Just before she won the Academy Award for Best Original Song, I watched Lady Gaga dazzle the live audience with a pitch perfect performance of her hit “Shallow.” From her stage skills to her vocal ability, the talented performer made it all look so easy.
When we see people performing at the top of their fields— from Broadway to business—they often make it look simple. But people who achieve Lady Gaga levels of success arrive at the top by way of rigorous training. They refuse the elevator, preferring to take the stairs.
The romantic notion of a wildly talented genius who effortlessly reaches the epitome of achievement has about as much practical validity as the Easter Bunny. Rather, it’s the unglamorous, repetitive practice regimen that unlocks creative brilliance.
Stefani Joanne Angelina Germanotta, now known as Lady Gaga, was born on March 28, 1986, into an Italian American family in New York. Her ascent to stardom was less about raw talent and more closely aligned with her relentless work ethic. She began playing piano at age four and became driven to become a star before her tiny legs could reach the piano pedals. In a 2009 interview, she told a London reporter, “I’ve always been famous—you just didn’t know it yet!” She already viewed success as part of her being, which drove her to extreme levels of training and practice.
While her elaborate outfits and theatrical performances may appear to be the child of whimsy, Lady Gaga is meticulous and deliberate about every aspect of her music and brand. Growing up, she spent hours honing her craft. Pushing aside the customary pleasures of childhood, she studied piano, singing, and dance with the intensity of a Zen monk. When she wasn’t practicing performance skills, she studied the legends of fashion design, theatrical staging, choreography, and visual artists. Her training inputs were a strange mix—from David Bowie to Bach, from Andy Warhol to Cher. She drew inspiration from an eclectic mix of artists, later weaving their ideas together into her own unique style.
“To be completely candid, the creative process is approximately fifteen minutes of vomiting my creative ideas,” Lady Gaga said in a 2011 Gagavision interview. “It all happens in approximately fifteen minutes of this giant regurgitation of my thoughts and feelings, and then there are days, months, and years spent fine-tuning.” To put this in perspective, if creating a hit Gaga song takes five hundred hours in total, the ideation process is only .05 percent while the vast majority of her creative time is spent shaping and refining her work. And if you include the thousands of hours she invested in deliberate practice before the song was initially spewed onto the page, the contrast would be even more glaring.
It’s the ritual of refinement that’s often the difference between mediocre and legendary work.

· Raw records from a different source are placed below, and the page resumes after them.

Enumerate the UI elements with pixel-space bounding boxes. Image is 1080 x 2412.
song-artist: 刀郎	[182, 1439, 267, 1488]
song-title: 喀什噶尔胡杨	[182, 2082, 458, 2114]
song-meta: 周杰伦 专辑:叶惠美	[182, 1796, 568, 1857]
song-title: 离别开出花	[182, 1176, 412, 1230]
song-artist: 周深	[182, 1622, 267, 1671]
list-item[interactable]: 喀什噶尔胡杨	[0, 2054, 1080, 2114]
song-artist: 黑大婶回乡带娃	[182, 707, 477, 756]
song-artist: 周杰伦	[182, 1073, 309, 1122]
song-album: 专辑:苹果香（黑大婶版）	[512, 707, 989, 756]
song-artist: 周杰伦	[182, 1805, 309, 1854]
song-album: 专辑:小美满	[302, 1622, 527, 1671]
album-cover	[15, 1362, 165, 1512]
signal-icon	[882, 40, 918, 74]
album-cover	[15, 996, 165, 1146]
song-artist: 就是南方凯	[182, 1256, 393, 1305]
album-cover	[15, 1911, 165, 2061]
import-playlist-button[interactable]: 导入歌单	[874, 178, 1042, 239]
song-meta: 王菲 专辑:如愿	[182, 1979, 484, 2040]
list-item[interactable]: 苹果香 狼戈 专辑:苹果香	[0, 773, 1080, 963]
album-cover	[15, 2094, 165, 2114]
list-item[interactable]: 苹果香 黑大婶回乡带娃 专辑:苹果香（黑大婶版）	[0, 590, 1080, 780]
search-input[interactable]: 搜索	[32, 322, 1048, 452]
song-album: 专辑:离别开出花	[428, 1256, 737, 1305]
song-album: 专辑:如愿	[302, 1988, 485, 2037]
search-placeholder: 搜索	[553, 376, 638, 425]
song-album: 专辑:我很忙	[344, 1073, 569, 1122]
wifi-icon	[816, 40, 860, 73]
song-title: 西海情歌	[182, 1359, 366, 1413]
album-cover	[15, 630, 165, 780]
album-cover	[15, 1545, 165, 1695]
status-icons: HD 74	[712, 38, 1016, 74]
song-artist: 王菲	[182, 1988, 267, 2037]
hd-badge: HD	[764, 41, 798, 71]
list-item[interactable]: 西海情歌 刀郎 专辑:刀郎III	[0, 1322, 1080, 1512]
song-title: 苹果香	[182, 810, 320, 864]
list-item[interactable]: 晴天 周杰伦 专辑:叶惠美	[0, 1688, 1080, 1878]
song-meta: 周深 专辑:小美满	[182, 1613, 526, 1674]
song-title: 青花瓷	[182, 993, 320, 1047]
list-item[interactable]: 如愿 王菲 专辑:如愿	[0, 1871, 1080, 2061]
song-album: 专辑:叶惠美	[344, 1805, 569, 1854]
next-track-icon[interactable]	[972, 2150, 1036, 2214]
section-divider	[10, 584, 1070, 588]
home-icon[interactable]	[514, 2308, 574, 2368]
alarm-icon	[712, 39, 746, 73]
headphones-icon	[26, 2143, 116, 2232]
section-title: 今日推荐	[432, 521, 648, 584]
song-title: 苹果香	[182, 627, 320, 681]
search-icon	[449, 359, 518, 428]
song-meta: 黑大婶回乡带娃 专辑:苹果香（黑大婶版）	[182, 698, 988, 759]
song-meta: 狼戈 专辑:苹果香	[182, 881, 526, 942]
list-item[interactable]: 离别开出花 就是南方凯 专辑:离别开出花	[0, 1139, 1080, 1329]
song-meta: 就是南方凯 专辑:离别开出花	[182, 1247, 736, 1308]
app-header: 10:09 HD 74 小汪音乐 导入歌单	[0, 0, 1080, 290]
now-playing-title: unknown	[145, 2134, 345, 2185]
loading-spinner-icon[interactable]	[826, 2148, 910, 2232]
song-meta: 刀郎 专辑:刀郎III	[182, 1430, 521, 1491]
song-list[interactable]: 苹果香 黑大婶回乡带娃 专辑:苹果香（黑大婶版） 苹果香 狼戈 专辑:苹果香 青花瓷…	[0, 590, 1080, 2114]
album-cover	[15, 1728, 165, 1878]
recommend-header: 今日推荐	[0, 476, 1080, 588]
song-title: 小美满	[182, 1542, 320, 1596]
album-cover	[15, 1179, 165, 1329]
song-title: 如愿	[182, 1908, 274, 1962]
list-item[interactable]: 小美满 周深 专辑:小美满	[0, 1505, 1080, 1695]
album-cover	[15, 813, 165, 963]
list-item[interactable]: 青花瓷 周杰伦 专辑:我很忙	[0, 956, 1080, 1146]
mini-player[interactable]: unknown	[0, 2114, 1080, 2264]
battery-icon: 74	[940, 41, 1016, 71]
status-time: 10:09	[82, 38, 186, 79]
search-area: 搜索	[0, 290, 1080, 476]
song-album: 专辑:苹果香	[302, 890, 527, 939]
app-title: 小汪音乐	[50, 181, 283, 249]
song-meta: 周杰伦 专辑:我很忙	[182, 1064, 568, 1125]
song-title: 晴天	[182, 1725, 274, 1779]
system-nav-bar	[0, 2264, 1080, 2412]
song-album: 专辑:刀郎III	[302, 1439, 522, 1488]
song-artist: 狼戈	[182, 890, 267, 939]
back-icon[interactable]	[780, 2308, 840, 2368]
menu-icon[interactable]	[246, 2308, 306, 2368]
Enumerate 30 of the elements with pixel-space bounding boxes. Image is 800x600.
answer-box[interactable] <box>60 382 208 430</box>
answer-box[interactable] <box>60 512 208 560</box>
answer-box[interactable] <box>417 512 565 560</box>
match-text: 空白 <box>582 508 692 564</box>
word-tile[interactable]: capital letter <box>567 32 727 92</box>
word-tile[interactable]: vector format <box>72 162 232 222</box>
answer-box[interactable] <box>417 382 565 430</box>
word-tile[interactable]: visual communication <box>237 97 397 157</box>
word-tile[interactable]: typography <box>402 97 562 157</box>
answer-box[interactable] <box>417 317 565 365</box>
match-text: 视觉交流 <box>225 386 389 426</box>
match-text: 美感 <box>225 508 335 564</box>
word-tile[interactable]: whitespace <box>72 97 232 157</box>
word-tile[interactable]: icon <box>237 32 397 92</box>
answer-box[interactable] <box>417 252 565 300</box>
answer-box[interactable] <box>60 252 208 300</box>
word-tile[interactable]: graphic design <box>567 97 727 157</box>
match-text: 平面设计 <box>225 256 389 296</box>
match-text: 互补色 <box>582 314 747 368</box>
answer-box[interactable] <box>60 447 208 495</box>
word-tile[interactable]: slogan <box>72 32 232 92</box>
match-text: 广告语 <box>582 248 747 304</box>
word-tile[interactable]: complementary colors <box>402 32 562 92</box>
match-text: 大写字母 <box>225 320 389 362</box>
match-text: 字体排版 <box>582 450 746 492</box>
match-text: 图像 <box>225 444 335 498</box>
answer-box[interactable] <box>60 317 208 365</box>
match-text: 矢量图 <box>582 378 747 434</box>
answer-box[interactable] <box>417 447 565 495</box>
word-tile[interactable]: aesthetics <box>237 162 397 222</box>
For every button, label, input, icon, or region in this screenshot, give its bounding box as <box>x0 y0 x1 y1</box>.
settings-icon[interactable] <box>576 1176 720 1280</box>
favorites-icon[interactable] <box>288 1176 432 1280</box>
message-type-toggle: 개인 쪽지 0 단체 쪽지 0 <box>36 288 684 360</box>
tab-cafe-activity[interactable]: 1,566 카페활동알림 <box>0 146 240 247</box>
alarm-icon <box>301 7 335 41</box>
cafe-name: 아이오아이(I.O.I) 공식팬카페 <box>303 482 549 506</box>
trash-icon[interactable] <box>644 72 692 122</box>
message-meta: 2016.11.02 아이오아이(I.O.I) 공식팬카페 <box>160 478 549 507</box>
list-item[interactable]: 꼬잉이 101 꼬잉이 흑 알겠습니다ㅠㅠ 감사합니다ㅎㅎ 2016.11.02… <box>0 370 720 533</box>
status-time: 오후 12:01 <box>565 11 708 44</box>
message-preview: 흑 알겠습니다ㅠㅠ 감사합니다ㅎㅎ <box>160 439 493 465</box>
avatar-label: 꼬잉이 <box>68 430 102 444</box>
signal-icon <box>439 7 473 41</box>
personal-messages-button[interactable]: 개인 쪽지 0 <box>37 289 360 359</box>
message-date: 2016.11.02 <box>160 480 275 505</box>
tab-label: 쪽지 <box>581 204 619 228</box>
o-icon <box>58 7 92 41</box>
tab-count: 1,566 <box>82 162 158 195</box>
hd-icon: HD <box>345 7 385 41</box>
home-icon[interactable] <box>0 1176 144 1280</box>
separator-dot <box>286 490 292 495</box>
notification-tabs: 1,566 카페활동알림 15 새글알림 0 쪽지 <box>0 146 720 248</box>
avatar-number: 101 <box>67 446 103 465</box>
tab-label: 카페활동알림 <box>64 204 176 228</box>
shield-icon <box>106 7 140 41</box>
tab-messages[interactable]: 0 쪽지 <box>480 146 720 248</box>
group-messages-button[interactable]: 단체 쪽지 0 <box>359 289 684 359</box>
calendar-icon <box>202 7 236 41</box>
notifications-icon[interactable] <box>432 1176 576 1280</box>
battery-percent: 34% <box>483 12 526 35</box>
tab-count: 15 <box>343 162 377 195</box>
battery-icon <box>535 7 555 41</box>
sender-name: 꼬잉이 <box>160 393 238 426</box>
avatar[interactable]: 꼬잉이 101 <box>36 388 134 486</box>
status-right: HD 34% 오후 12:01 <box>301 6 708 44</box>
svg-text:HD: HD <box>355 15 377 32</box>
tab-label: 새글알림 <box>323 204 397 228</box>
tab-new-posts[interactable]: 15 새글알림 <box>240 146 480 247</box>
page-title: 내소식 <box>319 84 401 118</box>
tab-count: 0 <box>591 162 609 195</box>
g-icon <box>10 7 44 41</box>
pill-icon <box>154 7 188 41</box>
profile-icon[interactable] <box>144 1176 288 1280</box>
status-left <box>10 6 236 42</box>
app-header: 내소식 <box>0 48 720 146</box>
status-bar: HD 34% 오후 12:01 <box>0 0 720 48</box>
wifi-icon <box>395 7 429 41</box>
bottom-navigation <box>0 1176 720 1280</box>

It’s been said that the one thing all great authors have in common is lousy first drafts. The difference between a bad book, a decent book, and a breakaway bestseller is often directly linked to the amount of time invested in the refinement stage. When a writer quickly dumps her ideas onto a page and ships them to print, the end result isn’t usually her best work. In contrast, her masterpiece comes by doing the reps in the unglamorous and painstaking process of refinement.
We all know that doing the reps is required to build physical muscle mass in the gym. Regrettably, none of us are born with “six-pack abs.” Yet most of us garble the translation when it comes to creativity, thinking that it is a fixed talent rather than a malleable skill. And skills of any kind only become deeply ingrained by way of repetition.
At age sixteen, Stefani began working with famed vocal coach Don Lawrence, who had also worked with Billy Joel, Christina Aguilera, and Mick Jagger. Behind the glitz of her dramatic performances, Lady Gaga still does the reps and continues to work with Lawrence. For a single high-profile performance in 2017, she trained with her coach every single day for six months leading up to the show.
Today, her training regimen continues with enviable discipline and consistency. To keep up with the physical demands of the job, she exercises five days a week doing yoga, Pilates, and strength training. She carves out time to write music and rehearse daily. Lady Gaga is the product of intense and consistent practice, an amalgamation of her countless hours doing the reps. Each Big Little Breakthrough she achieved fused together into the megastar we now love. In the words of Aristotle, “We are what we repeatedly do. Excellence, then, is not an act but a habit.”
Bestselling author Seth Godin might have put it best when he said, “Lots and lots of people are creative when they feel like it, but you are only going to become a professional if you do it when you’re not in the mood.”